Lorsque l’entrepreneur ne se verse pas la totalité du revenu gagné par la société, il bénéficie d’un report d’impôt de 6 % (25 %-19 %) du revenu actif qu’il ne se verse pas ou de 26 % (45 %-19 %).

Les conférenciers ont présenté une étude de cas qui démontre qu’un entrepreneur, exploitant son entreprise personnellement, avec un revenu de 200 000 $ et un coût de vie de 80 000 $ aurait une capacité d’épargne de 40 000 $.

D’un autre côté, un entrepreneur qui incorpore son entreprise aurait une capacité d’épargne de 23 640 $ de plus par année, soit 63 640 $.

Pour une société, les différents revenus sont imposés différemment, et ce, dès le premier dollar. En analysant les taux applicables aux sociétés, pour certains revenus tels que les dividendes, l’incorporation peut être souhaitable.

Elle apporte d’autres bénéfices comme la protection des biens personnels dans certaines situations.

« C’est toujours une question de déterminer ce qu’on peut laisser dans la société. Administrativement, ça demande plus d’efforts, des documents supplémentaires à remplir, donc il faut que ça en vaille la peine », explique Michel Lavoie.

Il existe aussi certaines considérations juridiques. Il est entre autres nécessaire de s’assurer que le client a droit d’exercer sa profession par l’intermédiaire d’une société par actions. Cela n’est possible que lorsque la règlementation de son ordre le permet.

La structure, la fiducie et l’après coup en page 2

Structure

Votre client a finalement conclu que les avantages fiscaux et légaux dépassaient pour lui les désavantages? Il faut maintenant déterminer quelle structure d’entreprise choisir, comme une structure simple sans déduction pour gain en capital ou une structure simple avec déduction pour gain en capital.

« Quelle que soit la structure mise en place, il est nécessaire de s’assurer, qu’elle respecte le règlement de chaque ordre professionnel, qu’elle réponde aux objectifs du client, qu’elle ne soit pas trop lourde afin d’éviter des coûts récurrents prohibitifs et que le client la comprenne », ont mentionné les conférenciers.

Fiducie

Les experts ont aussi traité de la pertinence de la mise en place d’une fiducie. Ils ont rappelé ses nombreux avantages comme le fractionnement de revenus, la multiplication de la déduction pour gain en capital, la possibilité de transférer des biens aux bénéficiaires sans conséquence fiscale et la protection des actifs grâce à un patrimoine fiduciaire distinct de celui des bénéficiaires.

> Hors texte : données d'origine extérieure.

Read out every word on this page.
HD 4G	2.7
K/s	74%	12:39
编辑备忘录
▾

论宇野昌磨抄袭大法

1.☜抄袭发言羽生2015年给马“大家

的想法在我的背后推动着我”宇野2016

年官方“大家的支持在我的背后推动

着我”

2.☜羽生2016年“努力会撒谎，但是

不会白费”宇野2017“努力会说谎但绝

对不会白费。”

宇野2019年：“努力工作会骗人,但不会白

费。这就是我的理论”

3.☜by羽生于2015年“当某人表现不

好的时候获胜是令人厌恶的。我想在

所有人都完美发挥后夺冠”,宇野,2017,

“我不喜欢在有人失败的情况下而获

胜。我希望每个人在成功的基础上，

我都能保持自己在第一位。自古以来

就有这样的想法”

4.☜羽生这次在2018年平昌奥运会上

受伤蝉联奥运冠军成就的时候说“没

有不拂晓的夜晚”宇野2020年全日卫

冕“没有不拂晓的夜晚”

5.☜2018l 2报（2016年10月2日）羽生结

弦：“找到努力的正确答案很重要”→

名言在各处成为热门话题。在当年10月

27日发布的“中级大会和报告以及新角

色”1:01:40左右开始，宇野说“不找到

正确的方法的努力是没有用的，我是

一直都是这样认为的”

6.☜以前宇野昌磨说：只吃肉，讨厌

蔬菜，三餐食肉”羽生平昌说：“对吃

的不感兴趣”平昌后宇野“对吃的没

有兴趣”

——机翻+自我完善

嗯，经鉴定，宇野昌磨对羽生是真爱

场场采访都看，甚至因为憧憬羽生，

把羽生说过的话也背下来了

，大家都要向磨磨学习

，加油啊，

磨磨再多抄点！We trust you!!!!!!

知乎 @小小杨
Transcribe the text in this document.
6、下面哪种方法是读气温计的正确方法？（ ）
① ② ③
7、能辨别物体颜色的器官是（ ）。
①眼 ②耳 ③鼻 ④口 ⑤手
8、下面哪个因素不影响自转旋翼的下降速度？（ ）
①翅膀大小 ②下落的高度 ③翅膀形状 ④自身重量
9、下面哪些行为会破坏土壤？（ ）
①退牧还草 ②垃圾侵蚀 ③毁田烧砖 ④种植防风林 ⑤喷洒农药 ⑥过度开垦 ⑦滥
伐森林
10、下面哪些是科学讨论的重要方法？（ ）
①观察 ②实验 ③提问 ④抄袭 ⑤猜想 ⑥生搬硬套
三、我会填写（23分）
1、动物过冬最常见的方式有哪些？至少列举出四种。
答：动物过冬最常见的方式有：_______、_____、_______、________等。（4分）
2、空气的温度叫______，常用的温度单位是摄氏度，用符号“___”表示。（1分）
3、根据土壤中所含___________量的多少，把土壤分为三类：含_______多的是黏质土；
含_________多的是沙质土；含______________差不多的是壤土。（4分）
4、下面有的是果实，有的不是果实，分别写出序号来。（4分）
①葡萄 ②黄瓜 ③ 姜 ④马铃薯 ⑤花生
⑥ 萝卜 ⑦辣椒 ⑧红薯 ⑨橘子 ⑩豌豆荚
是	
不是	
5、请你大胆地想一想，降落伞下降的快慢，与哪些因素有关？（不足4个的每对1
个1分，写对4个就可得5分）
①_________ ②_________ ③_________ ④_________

Quelques désavantages existent quand même comme la possibilité d’application d’une règle d’attribution dans le cas d’une fiducie discrétionnaire, la possibilité que la fiducie discrétionnaire associe des sociétés entre elles et minimise la déduction pour petites entreprises ou encore les coûts de constitution et des coûts récurrents potentiellement élevés.

« Une fiducie peut permettre sous toute réserve de multiplier l’exonération du gain en capital s’il y a vente des actions de la société. Étant donné qu’elle est discrétionnaire, elle permet de ne pas émettre des actions directement aux enfants ou conjoint en cas de problèmes de divorce ou de séparation par exemple », fait valoir Michel Lavoie.

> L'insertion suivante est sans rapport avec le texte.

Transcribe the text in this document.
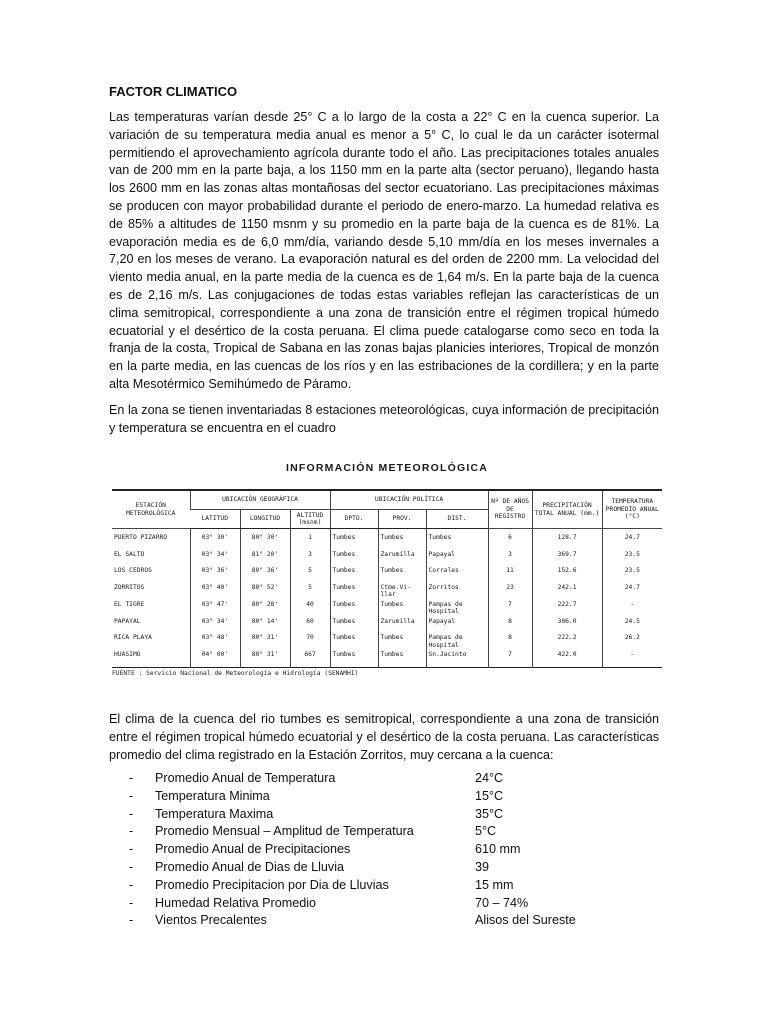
FACTOR CLIMATICO

Las temperaturas varían desde 25° C a lo largo de la costa a 22° C en la cuenca superior. La variación de su temperatura media anual es menor a 5° C, lo cual le da un carácter isotermal permitiendo el aprovechamiento agrícola durante todo el año. Las precipitaciones totales anuales van de 200 mm en la parte baja, a los 1150 mm en la parte alta (sector peruano), llegando hasta los 2600 mm en las zonas altas montañosas del sector ecuatoriano. Las precipitaciones máximas se producen con mayor probabilidad durante el periodo de enero-marzo. La humedad relativa es de 85% a altitudes de 1150 msnm y su promedio en la parte baja de la cuenca es de 81%. La evaporación media es de 6,0 mm/día, variando desde 5,10 mm/día en los meses invernales a 7,20 en los meses de verano. La evaporación natural es del orden de 2200 mm. La velocidad del viento media anual, en la parte media de la cuenca es de 1,64 m/s. En la parte baja de la cuenca es de 2,16 m/s. Las conjugaciones de todas estas variables reflejan las características de un clima semitropical, correspondiente a una zona de transición entre el régimen tropical húmedo ecuatorial y el desértico de la costa peruana. El clima puede catalogarse como seco en toda la franja de la costa, Tropical de Sabana en las zonas bajas planicies interiores, Tropical de monzón en la parte media, en las cuencas de los ríos y en las estribaciones de la cordillera; y en la parte alta Mesotérmico Semihúmedo de Páramo.

En la zona se tienen inventariadas 8 estaciones meteorológicas, cuya información de precipitación y temperatura se encuentra en el cuadro

INFORMACIÓN METEOROLÓGICA
ESTACIÓN METEOROLÓGICA	UBICACIÓN GEOGRÁFICA			UBICACIÓN POLÍTICA			Nº DE AÑOS DE REGISTRO	PRECIPITACIÓN TOTAL ANUAL (mm.)	TEMPERATURA PROMEDIO ANUAL (°C)
	LATITUD	LONGITUD	ALTITUD (msnm)	DPTO.	PROV.	DIST.			
PUERTO PIZARRO	03° 30'	80° 30'	1	Tumbes	Tumbes	Tumbes	6	128.7	24.7
EL SALTO	03° 34'	81° 20'	3	Tumbes	Zarumilla	Papayal	3	369.7	23.5
LOS CEDROS	03° 36'	80° 36'	5	Tumbes	Tumbes	Corrales	11	152.6	23.5
ZORRITOS	03° 40'	80° 52'	5	Tumbes	Ctme.Vi-llar	Zorritos	23	242.1	24.7
EL TIGRE	03° 47'	80° 28'	40	Tumbes	Tumbes	Pampas de Hospital	7	222.7	-
PAPAYAL	03° 34'	80° 14'	60	Tumbes	Zarumilla	Papayal	8	306.0	24.5
RICA PLAYA	03° 48'	80° 31'	70	Tumbes	Tumbes	Pampas de Hospital	8	222.2	26.2
HUASIMO	04° 00'	80° 31'	667	Tumbes	Tumbes	Sn.Jacinto	7	422.0	-
FUENTE : Servicio Nacional de Meteorología e Hidrología (SENAMHI)

El clima de la cuenca del rio tumbes es semitropical, correspondiente a una zona de transición entre el régimen tropical húmedo ecuatorial y el desértico de la costa peruana. Las características promedio del clima registrado en la Estación Zorritos, muy cercana a la cuenca:

-	Promedio Anual de Temperatura	24°C
-	Temperatura Minima	15°C
-	Temperatura Maxima	35°C
-	Promedio Mensual – Amplitud de Temperatura	5°C
-	Promedio Anual de Precipitaciones	610 mm
-	Promedio Anual de Dias de Lluvia	39
-	Promedio Precipitacion por Dia de Lluvias	15 mm
-	Humedad Relativa Promedio	70 – 74%
-	Vientos Precalentes	Alisos del Sureste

Leur présentation a aussi mis en lumière six règles à respecter lorsqu’on crée une fiducie: documenter les étapes de la transaction, ouvrir un compte bancaire et y faire des transactions réelles, constituer un livre de fiducie, prévoir le remplacement des fiduciaires en cas de décès, d’invalidité ou d’incapacité, maximiser la déduction pour petite entreprise en s’assurant que la fiducie n’associe pas d’autres sociétés entre elles et prévoir plusieurs copies de l’acte de fiducie afin de le retrouver lorsque cela sera nécessaire.

Après coup

L’« après-incorporation » est aussi un aspect crucial, selon Michel Lavoie. Elle comprend notamment la détermination de la rémunération de l’actionnaire. Les experts ont souligné qu’il ne fallait pas se fier seulement à des considérations fiscales, mais plutôt adopter une approche financière globale.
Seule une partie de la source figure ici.